On Mar 4, 2011, at 11:17 PM, Sandro Hawke wrote:

> On Fri, 2011-03-04 at 19:26 -0600, Pat Hayes wrote:
>> On Mar 4, 2011, at 3:59 PM, RDF Working Group Issue Tracker wrote:
>> 
>>> 
>>> RDF-ISSUE-5 (Graph Literals): Should we define Graph Literal datatypes? [RDF Graphs]
>>> 
>>> http://www.w3.org/2011/rdf-wg/track/issues/5
>>> 
>>> Raised by: Sandro Hawke
>>> On product: RDF Graphs
>>> 
>>> We could define datatypes, such as ser:rdfxml and ser:turtle, whose
>>> lexical space is the set of valid document strings in RDF/XML, Turtle,
>>> etc, and whose value space contains the corresponding RDF graphs.
>>> 
>>> This would allow people to use ordinary RDF tools to express facts involving RDF graphs, such as that some graph was obtained from some URI at some point in time, or that some person claims some graph is true or false.
>> 
>> Allow me to cast doubt on this claim. I do not believe that graph literals (in contrast to named graphs) would in fact provide such functionality in practice. For several reasons.
> 
> I hesitate to reply because of your regrets (and please accept my
> condolences)

I'll be around, slightly distracted, until Tuesday next week. 

> , but maybe I can have the honor of having my e-mail first
> in the myriads sacks that await your return.   Or... maybe this way we
> can have it all perfectly sorted before your return.
> 
> Anyway, I completely agree with what you say in favor of RDF data
> talking about g-boxes -- I agree that's often the best approach -- but
> I think there are other use cases for graph literals.

OK, maybe. 

> 
> It would be good to work through the use cases and try to figure out the
> costs of benefits of addressing each with each approach.   I might
> manage to do that.
> 
>> 1. This would allow such 'metaRDF' descriptions only for the case where the object graph - the one being described - is completely specified by its full textual representation.

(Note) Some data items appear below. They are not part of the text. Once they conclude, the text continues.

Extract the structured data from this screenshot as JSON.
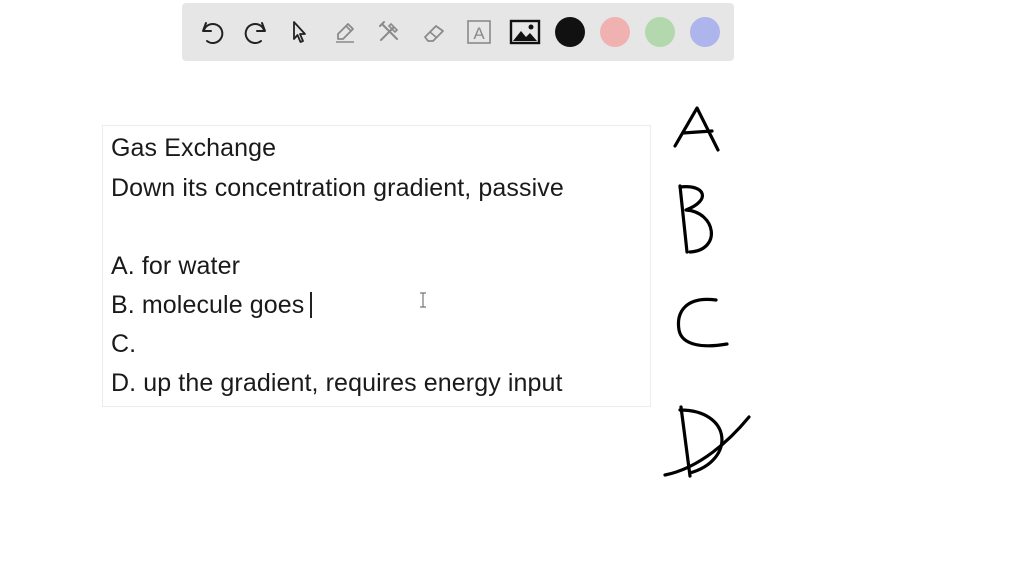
{
  "toolbar": {
    "tools": [
      {
        "icon": "undo-icon"
      },
      {
        "icon": "redo-icon"
      },
      {
        "icon": "pointer-icon"
      },
      {
        "icon": "pen-icon"
      },
      {
        "icon": "tools-icon"
      },
      {
        "icon": "eraser-icon"
      },
      {
        "icon": "text-tool-icon",
        "glyph": "A"
      },
      {
        "icon": "image-icon"
      }
    ],
    "colors": {
      "black": "#111111",
      "red": "#f0b1b1",
      "green": "#b4d8ae",
      "blue": "#aeb4ec",
      "toolbar_bg": "#e6e6e6"
    }
  },
  "textbox": {
    "lines": [
      "Gas Exchange",
      "Down its concentration gradient, passive",
      "",
      "A. for water",
      "B. molecule goes",
      "C.",
      "D. up the gradient, requires energy input"
    ]
  },
  "handwriting": {
    "letters": [
      "A",
      "B",
      "C",
      "D"
    ],
    "ink_color": "#000000"
  }
}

This would make such metaRDF almost unusable for large object graphs, and exceedingly awkward, at best, for all but toy object graphs. For any graph, the g-text is a much more verbose way to refer to it than a URI would be. 
> 
> I think there are lots of real apps that use many tiny (but not "toy")
> graphs of 1-50 triples, often where the graph represents an 'object' or
> a simple claim.    The data store might have a billion triples, but the
> granularity of the metadata is often per-triple or close to it.
> 
> Yes, the URI is probably still smaller, but it presents its own
> problems, like worrying about the box contents changing.
> 
> I don't think apps like this weigh in heavily for either design.   
> 
> (I certainly agree situations with very large graphs get 'exceedingly
> awkward' for graph literals.)
> 
>> 2. The full textual representation of a graph does not, ironically, serve to "identify" it in the sense required. Suppose I publish some RDF in a box with a URI. The URI identifies the box, but it does not identify the graph. The very same graph might be a snapshot of a different box with a different provenance and history and authority claiming it to be true. It is the box, not the graph, which will be asserted or will have a history or be deprecated, etc.. But a graph literal of a snap of a box does not identify the box. Even if we say that such a literal identifies any box whose snap is equivalent to the literal, the task of checking such equivalence is NP-complete (an old result of Jeremy's) so we have hamstrung our implementations ahead of time. And this is probably not a good rule to adopt, in any case, even if it were computationally cheap.
> 
> I think there are different use cases here.   Sometimes we want to
> reason about the box, sometimes we want to reason about a graph that
> might have been in certain boxes at certain times.   It's nice to be
> able to talk about both the boxes and the graphs.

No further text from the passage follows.